Top: NTHT’s nine dwelling development in Brook Street Nelson incorporating passive solar design.
Bottom: This standalone dwelling at NTHT’s Brook Street site includes solar hot water and incorporates best-practice accessibility features. 
Building Homes

The Trust currently owns 35 houses with four in the development pipeline. The houses are all built to a high specification with high levels of energy efficiency and most are built to universal design standards. They use a Design & Build model, using either local companies or volume builders.

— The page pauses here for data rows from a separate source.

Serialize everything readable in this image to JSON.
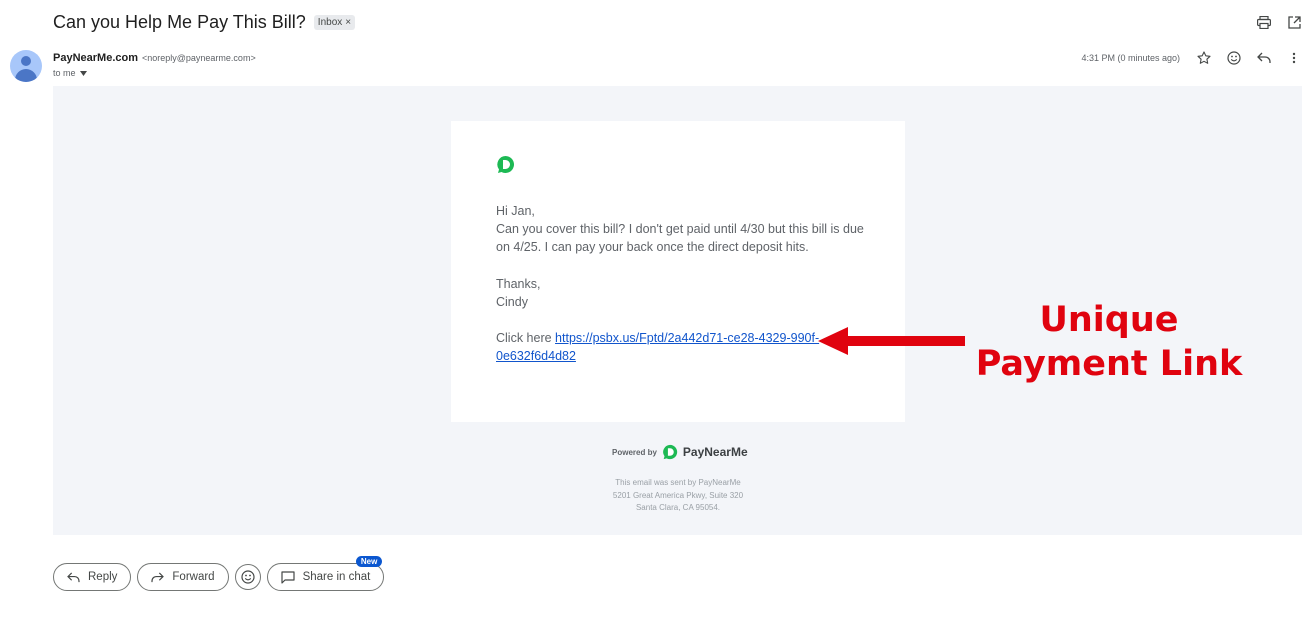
{
  "header": {
    "subject": "Can you Help Me Pay This Bill?",
    "label_chip": "Inbox",
    "label_chip_close": "×",
    "icons": [
      "print-icon",
      "open-in-new-window-icon"
    ]
  },
  "sender": {
    "name": "PayNearMe.com",
    "email": "<noreply@paynearme.com>",
    "to": "to me",
    "timestamp": "4:31 PM (0 minutes ago)",
    "icons": [
      "star-icon",
      "emoji-icon",
      "reply-icon",
      "more-vert-icon"
    ]
  },
  "email": {
    "brand_color": "#1db954",
    "greeting": "Hi Jan,",
    "body_line1": "Can you cover this bill? I don't get paid until 4/30 but this bill is due",
    "body_line2": "on 4/25. I can pay your back once the direct deposit hits.",
    "signoff": "Thanks,",
    "signature": "Cindy",
    "click_prefix": "Click here ",
    "link_part1": "https://psbx.us/Fptd/2a442d71-ce28-4329-990f-",
    "link_part2": "0e632f6d4d82"
  },
  "footer": {
    "powered_by": "Powered by",
    "brand": "PayNearMe",
    "line1": "This email was sent by PayNearMe",
    "line2": "5201 Great America Pkwy, Suite 320",
    "line3": "Santa Clara, CA 95054."
  },
  "annotation": {
    "line1": "Unique",
    "line2": "Payment Link",
    "color": "#e0030f"
  },
  "actions": {
    "reply": "Reply",
    "forward": "Forward",
    "share": "Share in chat",
    "new_badge": "New"
  }
}
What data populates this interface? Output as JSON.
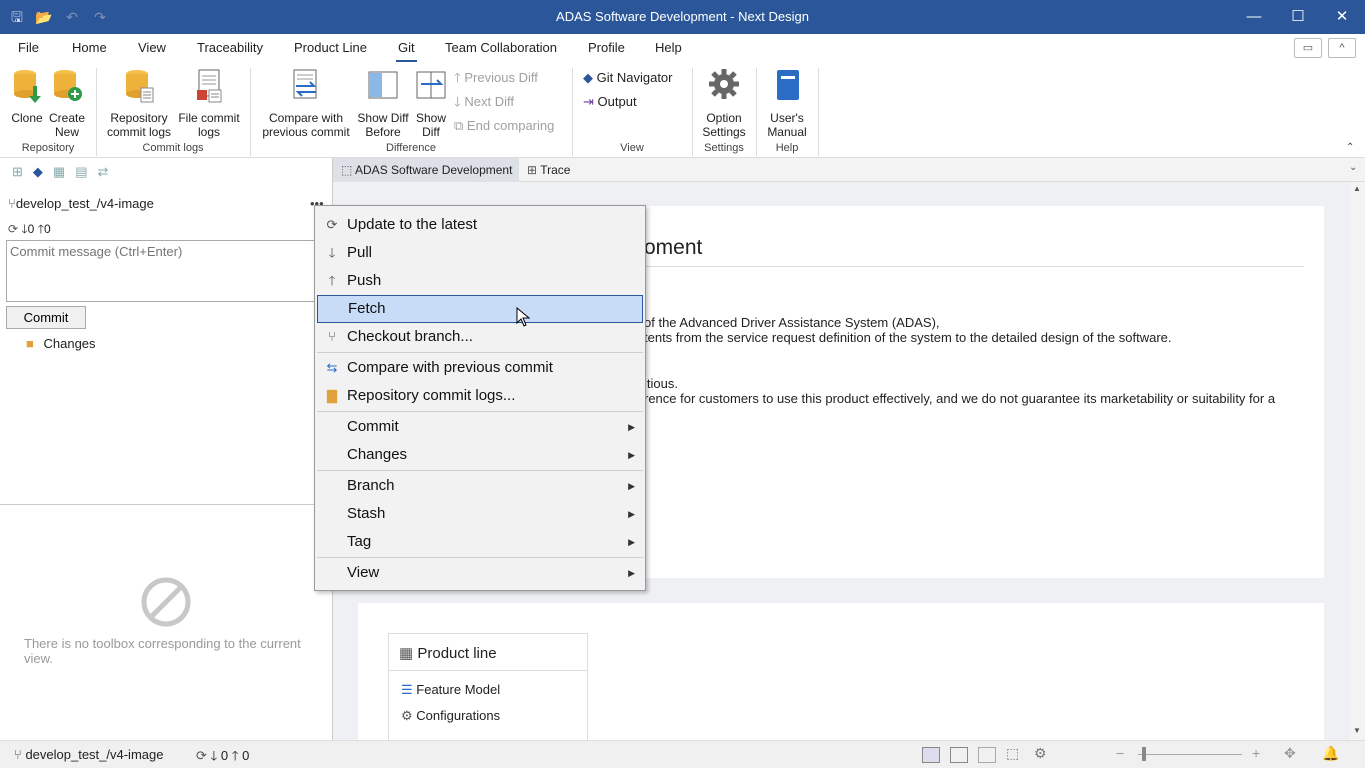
{
  "window": {
    "title": "ADAS Software Development - Next Design",
    "minimize": "—",
    "maximize": "☐",
    "close": "✕"
  },
  "quick_access": {
    "save": "🖫",
    "open": "📂",
    "undo": "↶",
    "redo": "↷"
  },
  "menus": [
    "File",
    "Home",
    "View",
    "Traceability",
    "Product Line",
    "Git",
    "Team Collaboration",
    "Profile",
    "Help"
  ],
  "ribbon": {
    "clone": "Clone",
    "create_new": [
      "Create",
      "New"
    ],
    "repo_commit_logs": [
      "Repository",
      "commit logs"
    ],
    "file_commit_logs": [
      "File commit",
      "logs"
    ],
    "compare_prev": [
      "Compare with",
      "previous commit"
    ],
    "show_diff_before": [
      "Show Diff",
      "Before"
    ],
    "show_diff": [
      "Show",
      "Diff"
    ],
    "previous_diff": "Previous Diff",
    "next_diff": "Next Diff",
    "end_comparing": "End comparing",
    "git_navigator": "Git Navigator",
    "output": "Output",
    "option_settings": [
      "Option",
      "Settings"
    ],
    "users_manual": [
      "User's",
      "Manual"
    ],
    "groups": {
      "repository": "Repository",
      "commit_logs": "Commit logs",
      "difference": "Difference",
      "view": "View",
      "settings": "Settings",
      "help": "Help"
    }
  },
  "left": {
    "branch": "develop_test_/v4-image",
    "incoming": "0",
    "outgoing": "0",
    "commit_placeholder": "Commit message (Ctrl+Enter)",
    "commit_button": "Commit",
    "changes": "Changes",
    "toolbox_empty": "There is no toolbox corresponding to the current view."
  },
  "tabs": [
    {
      "label": "ADAS Software Development"
    },
    {
      "label": "Trace"
    }
  ],
  "document": {
    "heading_fragment": "oment",
    "lines": [
      "of the Advanced Driver Assistance System (ADAS),",
      "tents from the service request definition of the system to the detailed design of the software.",
      "itious.",
      "rence for customers to use this product effectively, and we do not guarantee its marketability or suitability for a"
    ],
    "product_line": {
      "title": "Product line",
      "items": [
        "Feature Model",
        "Configurations"
      ]
    }
  },
  "context_menu": {
    "items": [
      {
        "label": "Update to the latest"
      },
      {
        "label": "Pull"
      },
      {
        "label": "Push"
      },
      {
        "label": "Fetch"
      },
      {
        "label": "Checkout branch..."
      },
      {
        "label": "Compare with previous commit"
      },
      {
        "label": "Repository commit logs..."
      },
      {
        "label": "Commit"
      },
      {
        "label": "Changes"
      },
      {
        "label": "Branch"
      },
      {
        "label": "Stash"
      },
      {
        "label": "Tag"
      },
      {
        "label": "View"
      }
    ]
  },
  "status": {
    "branch": "develop_test_/v4-image",
    "incoming": "0",
    "outgoing": "0"
  },
  "colors": {
    "accent": "#2b579a",
    "highlight": "#c9dcf7"
  }
}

Houses are let at an ‘affordable’ rent of between 70% and 80% of market rents to local people on low to moderate incomes. The Trust also contracts with MSD to provide homes for people in receipt of Income Related Rent Subsidy. Because of the housing schemes’ relative high densities, care is also taken to achieve a community balance. Turnover of tenancies is low and this stability is a feature that is most valued by tenants, the community and the Trust. Unlike the private sector, NTHT offers its tenants security of tenure.

The Trust is considering diversifying into low-cost, shared-ownership housing on future large schemes to encourage a balanced community mix.

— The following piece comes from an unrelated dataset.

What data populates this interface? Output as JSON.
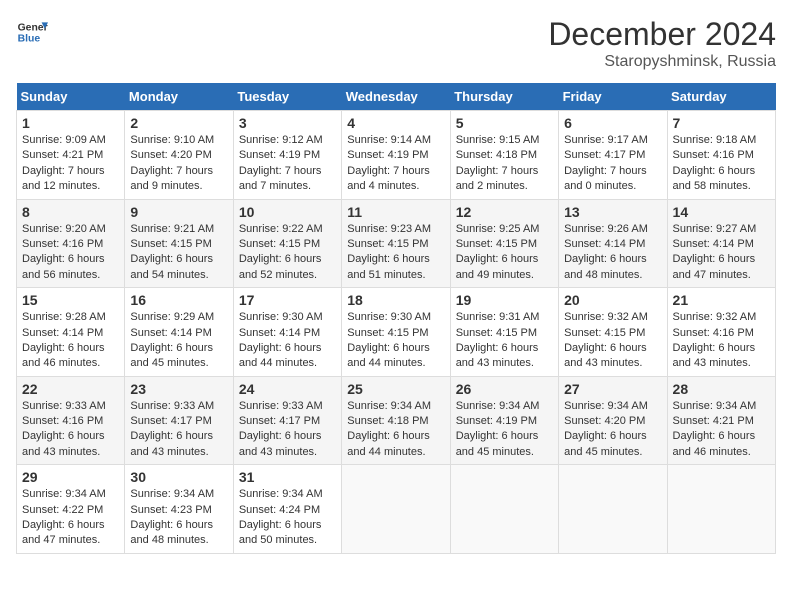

Early schemes were funded by Housing Innovation Fund (HIF) loans and TCCT grants. A TCCT low-interest loan, a contribution of land and development contribution waivers from Nelson City Council (NCC) and a $1.3m HIF loan covered half the costs of their third scheme, with a mortgage making up the balance. Recent schemes have been funded by Social Housing Fund grants, NCC development contribution waivers and bank loans.

Emergency Help 

NTHT co-ordinates an emergency housing response and also operates a Bond Bank.

The Trust brought together 11 local agencies under a Memorandum of Understanding to streamline and coordinate emergency housing provision comprising of two cabins, offering up to two weeks emergency accommodation to families. The Trust also brought together the local House Builders Federation and local colleges to build the cabins.

The Bond Bank provides interest free loans to help families to pay the bond for private lettings. Up to $750 loans are offered which are then paid off according to the tenants’ circumstances.

NTHT operates two cabins for emergency housing at Tahunanui Holiday Park.

Healthier Homes

The Trust ran a 500 homes retrofit programme in partnership with the local DHB, Work and Income NZ and Energy Efficiency and Conservation Authority (EECA), targeting people on low income and with health issues. They are currently partnering with TCCT, the DHB, Nelson City Council and EECA to retrofit 100+ homes a year for low income families with high health needs. The scheme has attracted the financial support of several private landlords.

Future Plans

The Trust plans to grow its portfolio of affordable rental stock and also diversify into affordable home-ownership where this can complement community balance and make schemes more viable. They plan to grow their presence in other regions by working in partnership with local groups and Iwi in the Top of the South. Trust Director Keith Preston says their plans would be helped by a stable, long-term policy and funding environment so they can achieve best value and satisfy the expectations of their partners and communities.  

Top: 103 Kawai Street (2006) features four two bedroom dwellings. Development was funded by a HNZC conditional grant, a Housing Innovation Fund loan (interest free for 10 years), and a grant from The Canterbury Community Trust. 
Bottom: NTHT built two two-bedroom homes and one three-bedroom home on a former Housing New Zealand site at 225 Kawai Street that stood empty for several years after the single house on the land was destroyed by a fire.